Dispensing costs for the select medicines were stable or increased between 2017/18 and 2022/23 in most provinces, although the size of the changes varied considerably. The highest rates of increase were observed in Manitoba and Prince Edward Island, while Alberta and New Brunswick experienced moderate decreases. In four NPDUIS public plans—British Columbia, Saskatchewan, Manitoba, and Newfoundland and Labrador—dispensing costs for one million units exceeded $200,000 in both 2017/18 and 2022/23. Notably, Manitoba led all jurisdictions, with dispensing costs exceeding $300,000 for one million tablets.

While the same drugs were studied across all plans, the disease profile of the beneficiary populations and the type of therapy for which the drugs were prescribed (acute or maintenance) may have influenced the average days’ supply and, hence, the overall dispensing costs for each jurisdiction.
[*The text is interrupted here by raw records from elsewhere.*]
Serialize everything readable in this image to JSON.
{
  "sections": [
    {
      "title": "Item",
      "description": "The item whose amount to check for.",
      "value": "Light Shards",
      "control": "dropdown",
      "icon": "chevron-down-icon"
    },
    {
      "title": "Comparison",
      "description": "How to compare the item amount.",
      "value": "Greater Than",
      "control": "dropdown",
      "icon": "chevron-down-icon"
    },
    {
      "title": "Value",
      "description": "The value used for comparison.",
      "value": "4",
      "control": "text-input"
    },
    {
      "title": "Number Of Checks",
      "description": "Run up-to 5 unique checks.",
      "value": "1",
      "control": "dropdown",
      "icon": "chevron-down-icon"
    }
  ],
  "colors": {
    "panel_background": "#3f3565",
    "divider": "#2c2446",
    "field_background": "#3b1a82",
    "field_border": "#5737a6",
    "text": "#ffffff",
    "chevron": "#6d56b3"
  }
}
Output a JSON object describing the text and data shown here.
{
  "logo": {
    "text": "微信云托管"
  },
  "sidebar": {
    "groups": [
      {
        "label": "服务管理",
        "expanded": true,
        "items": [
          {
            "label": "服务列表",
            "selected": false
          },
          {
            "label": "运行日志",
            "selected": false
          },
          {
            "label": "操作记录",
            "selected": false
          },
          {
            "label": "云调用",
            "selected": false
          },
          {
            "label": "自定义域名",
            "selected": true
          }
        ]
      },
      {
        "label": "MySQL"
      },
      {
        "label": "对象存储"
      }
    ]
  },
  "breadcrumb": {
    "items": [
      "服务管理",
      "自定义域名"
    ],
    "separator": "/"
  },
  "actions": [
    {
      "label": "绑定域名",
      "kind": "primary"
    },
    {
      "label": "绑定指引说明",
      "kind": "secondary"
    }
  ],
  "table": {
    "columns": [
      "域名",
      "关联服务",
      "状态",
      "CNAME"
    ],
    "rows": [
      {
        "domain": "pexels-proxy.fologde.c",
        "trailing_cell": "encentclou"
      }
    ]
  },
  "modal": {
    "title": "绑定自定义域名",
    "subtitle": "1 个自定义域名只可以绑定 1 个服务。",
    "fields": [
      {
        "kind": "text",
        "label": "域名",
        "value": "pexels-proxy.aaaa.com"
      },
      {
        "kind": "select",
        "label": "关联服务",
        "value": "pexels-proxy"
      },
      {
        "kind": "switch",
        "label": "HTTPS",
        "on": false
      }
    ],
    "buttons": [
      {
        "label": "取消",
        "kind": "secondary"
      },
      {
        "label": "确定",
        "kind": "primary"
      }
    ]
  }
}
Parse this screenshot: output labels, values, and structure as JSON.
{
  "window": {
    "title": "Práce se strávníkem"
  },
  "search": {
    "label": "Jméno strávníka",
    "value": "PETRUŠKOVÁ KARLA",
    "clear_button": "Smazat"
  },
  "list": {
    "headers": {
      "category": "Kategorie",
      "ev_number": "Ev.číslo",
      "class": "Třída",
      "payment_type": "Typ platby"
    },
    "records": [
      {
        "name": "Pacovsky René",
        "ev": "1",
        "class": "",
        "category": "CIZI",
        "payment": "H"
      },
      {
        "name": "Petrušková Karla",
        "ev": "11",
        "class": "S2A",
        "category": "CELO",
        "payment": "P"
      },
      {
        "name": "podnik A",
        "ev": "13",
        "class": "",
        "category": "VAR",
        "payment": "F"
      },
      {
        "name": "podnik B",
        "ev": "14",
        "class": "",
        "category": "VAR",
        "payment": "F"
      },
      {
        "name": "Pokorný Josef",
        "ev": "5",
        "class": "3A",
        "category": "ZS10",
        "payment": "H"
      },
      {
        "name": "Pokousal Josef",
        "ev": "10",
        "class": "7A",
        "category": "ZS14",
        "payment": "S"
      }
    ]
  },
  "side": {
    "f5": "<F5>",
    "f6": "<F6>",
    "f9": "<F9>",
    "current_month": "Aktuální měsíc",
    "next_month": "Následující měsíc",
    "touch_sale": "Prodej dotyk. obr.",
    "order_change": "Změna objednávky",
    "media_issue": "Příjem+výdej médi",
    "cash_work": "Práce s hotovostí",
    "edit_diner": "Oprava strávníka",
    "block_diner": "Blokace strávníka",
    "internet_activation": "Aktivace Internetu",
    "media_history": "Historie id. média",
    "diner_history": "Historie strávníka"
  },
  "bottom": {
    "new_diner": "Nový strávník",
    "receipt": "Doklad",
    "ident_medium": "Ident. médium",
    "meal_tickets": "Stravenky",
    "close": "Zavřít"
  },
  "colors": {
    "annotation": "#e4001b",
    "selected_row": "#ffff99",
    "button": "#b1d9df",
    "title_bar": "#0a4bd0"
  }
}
Appendix A: Distribution of Patients on Biosimilar Initiative Medicines by Jurisdiction, 2022/23

Recently, numerous Canadian public payers have announced or undertaken initiatives to increase biosimilar uptake (see Appendix B). In 2019, British Columbia became the first Canadian province to initiate a switch to biosimilar medicines for patients covered under the PharmaCare program. By the end of fiscal year 2021/22, British Columbia had launched four phases of its non-medical switching policy with expansions continuing into 2022/23. Alberta also implemented a switching policy in January 2021, followed by New Brunswick in April 2021. More recently, Nova Scotia and Saskatchewan adopted similar initiatives in February and October 2022, respectively. These initiatives require originator biologic patients on Remicade (infliximab), Enbrel (etanercept), Lantus (insulin glargine, 100 IU/mL), Rituxan (rituximab), Humira (Adalimumab), Humalog (insulin lispro), Lovenox (enoxaparin) and NovoRapid (insulin aspart) for select indications to switch to biosimilar alternatives.

To monitor the uptake of biosimilars and explore the impact of switching policies in the public drug plans, Figures A1 to A4 present the distribution of public plan patients on the above-mentioned biologics targeted by the switching initiatives in each NPDUIS jurisdiction with available data. Future editions of this report will continue to monitor the impact of these initiatives as they take effect.